Cyrgalis wants us to remember our goal: We may be angry, but we ultimately want to win, so let’s find a way to win.

Of course, Cyrgalis’s logical advice is not applicable to many sports fans - because sports fans aren’t necessarily rooting for their team to win. Many sports fans are looking for catharsis, and they’ll take it any way they can get it, whether with a victory or a brawl or an outraged outburst at ref, coach or player.

For many fans, it’s not whether you win or lose - it’s how you feel after the game.

On the other hand, his advice makes a lot of sense for the rest of us, outside the arena, and particularly for a rabbi: If you act to serve your anger instead of your goals, you lose.

It’s easy for a rabbi to get frustrated and angry, for many reasons. Among them:

*Rabbis are, in our own minds, on the “right” side. We are trying to run a shul and community, to help people fulfill mitzvot, to counsel people, and so on; clearly, we are the good guys. So if someone knocks us, it’s easy for us to be filled with righteous anger.

*When you’re in the rabbinate, so much of your job is personal. You spend 15-20 hours each day worrying about people, working with people, helping people. The result can be a loss of perspective, and individuals’ insufficiencies - failure to come to minyan, coming late to a meeting, not working on a project - can come to look like a personal attack.

*We keep very tight schedules, which don’t offer a lot of time for reflection.
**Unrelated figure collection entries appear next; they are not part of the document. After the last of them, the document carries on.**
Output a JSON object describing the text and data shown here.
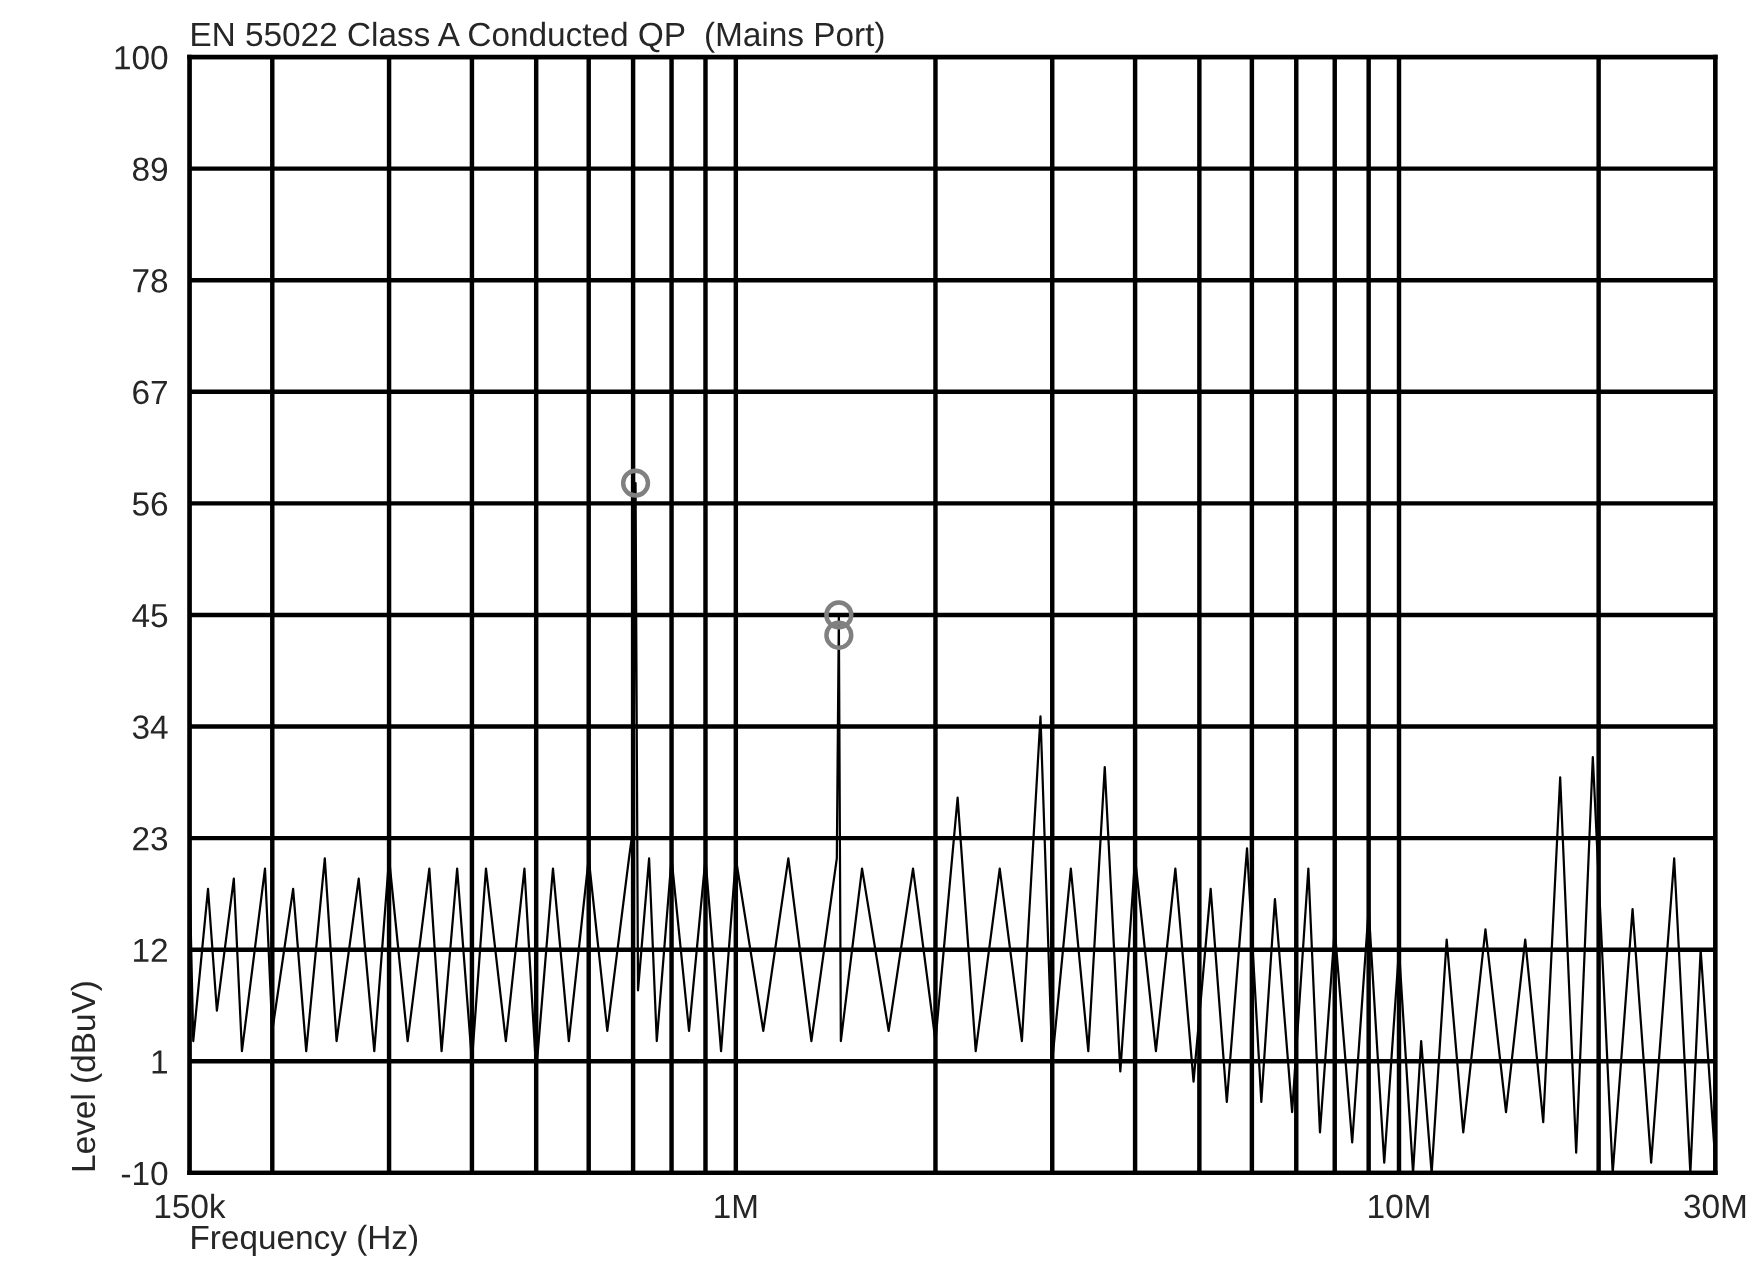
{
  "chart_data": {
    "type": "line",
    "title": "EN 55022 Class A Conducted QP  (Mains Port)",
    "xlabel": "Frequency (Hz)",
    "ylabel": "Level (dBuV)",
    "log": "x",
    "grid": true,
    "xlim": [
      150000,
      30000000
    ],
    "ylim": [
      -10,
      100
    ],
    "xticks": [
      {
        "value": 150000,
        "label": "150k"
      },
      {
        "value": 200000,
        "label": null
      },
      {
        "value": 300000,
        "label": null
      },
      {
        "value": 400000,
        "label": null
      },
      {
        "value": 500000,
        "label": null
      },
      {
        "value": 600000,
        "label": null
      },
      {
        "value": 700000,
        "label": null
      },
      {
        "value": 800000,
        "label": null
      },
      {
        "value": 900000,
        "label": null
      },
      {
        "value": 1000000,
        "label": "1M"
      },
      {
        "value": 2000000,
        "label": null
      },
      {
        "value": 3000000,
        "label": null
      },
      {
        "value": 4000000,
        "label": null
      },
      {
        "value": 5000000,
        "label": null
      },
      {
        "value": 6000000,
        "label": null
      },
      {
        "value": 7000000,
        "label": null
      },
      {
        "value": 8000000,
        "label": null
      },
      {
        "value": 9000000,
        "label": null
      },
      {
        "value": 10000000,
        "label": "10M"
      },
      {
        "value": 20000000,
        "label": null
      },
      {
        "value": 30000000,
        "label": "30M"
      }
    ],
    "yticks": [
      -10,
      1,
      12,
      23,
      34,
      45,
      56,
      67,
      78,
      89,
      100
    ],
    "series": [
      {
        "color": "#000000",
        "marker": "none",
        "line_style": "solid",
        "x": [
          150000,
          152000,
          160000,
          165000,
          175000,
          180000,
          195000,
          200000,
          215000,
          225000,
          240000,
          250000,
          270000,
          285000,
          300000,
          320000,
          345000,
          360000,
          380000,
          400000,
          420000,
          450000,
          480000,
          500000,
          530000,
          560000,
          600000,
          640000,
          690000,
          700000,
          706000,
          712000,
          740000,
          760000,
          800000,
          850000,
          900000,
          950000,
          1000000,
          1100000,
          1200000,
          1300000,
          1420000,
          1430000,
          1440000,
          1550000,
          1700000,
          1850000,
          2000000,
          2160000,
          2300000,
          2500000,
          2700000,
          2880000,
          3000000,
          3200000,
          3400000,
          3600000,
          3800000,
          4000000,
          4300000,
          4600000,
          4900000,
          5200000,
          5500000,
          5900000,
          6200000,
          6500000,
          6900000,
          7300000,
          7600000,
          8000000,
          8500000,
          9000000,
          9500000,
          10000000,
          10500000,
          10800000,
          11200000,
          11800000,
          12500000,
          13500000,
          14500000,
          15500000,
          16500000,
          17500000,
          18500000,
          19600000,
          21000000,
          22500000,
          24000000,
          26000000,
          27500000,
          28500000,
          30000000
        ],
        "values": [
          20,
          3,
          18,
          6,
          19,
          2,
          20,
          4,
          18,
          2,
          21,
          3,
          19,
          2,
          21,
          3,
          20,
          2,
          20,
          1,
          20,
          3,
          20,
          0,
          20,
          3,
          21,
          4,
          21,
          24,
          58,
          8,
          21,
          3,
          21,
          4,
          21,
          2,
          21,
          4,
          21,
          3,
          21,
          45,
          3,
          20,
          4,
          20,
          3,
          27,
          2,
          20,
          3,
          35,
          1,
          20,
          2,
          30,
          0,
          21,
          2,
          20,
          -1,
          18,
          -3,
          22,
          -3,
          17,
          -4,
          20,
          -6,
          14,
          -7,
          16,
          -9,
          12,
          -10,
          3,
          -10,
          13,
          -6,
          14,
          -4,
          13,
          -5,
          29,
          -8,
          31,
          -10,
          16,
          -9,
          21,
          -10,
          12,
          -9
        ]
      },
      {
        "type": "scatter",
        "color": "#808080",
        "marker": "circle",
        "x": [
          706000,
          1430000,
          1430000
        ],
        "values": [
          58,
          45,
          43
        ]
      }
    ]
  }
}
This is, in my experience, one of the most destructive elements of the modern rabbinate; scheduling the day in fifteen minute increments means that we don’t take the needed time to reflect before reacting.

One way to deal with this is to keep the goal in mind, always. If you want her to work on the project, if you want him to come to minyan, if you want meetings to run well, getting angry won’t help the situation.

Yes, you’re on the right side. Yes, it’s often personal. Yes, you need to move on to the next activity. But breathe, think, breathe, think, breathe, then act. It works.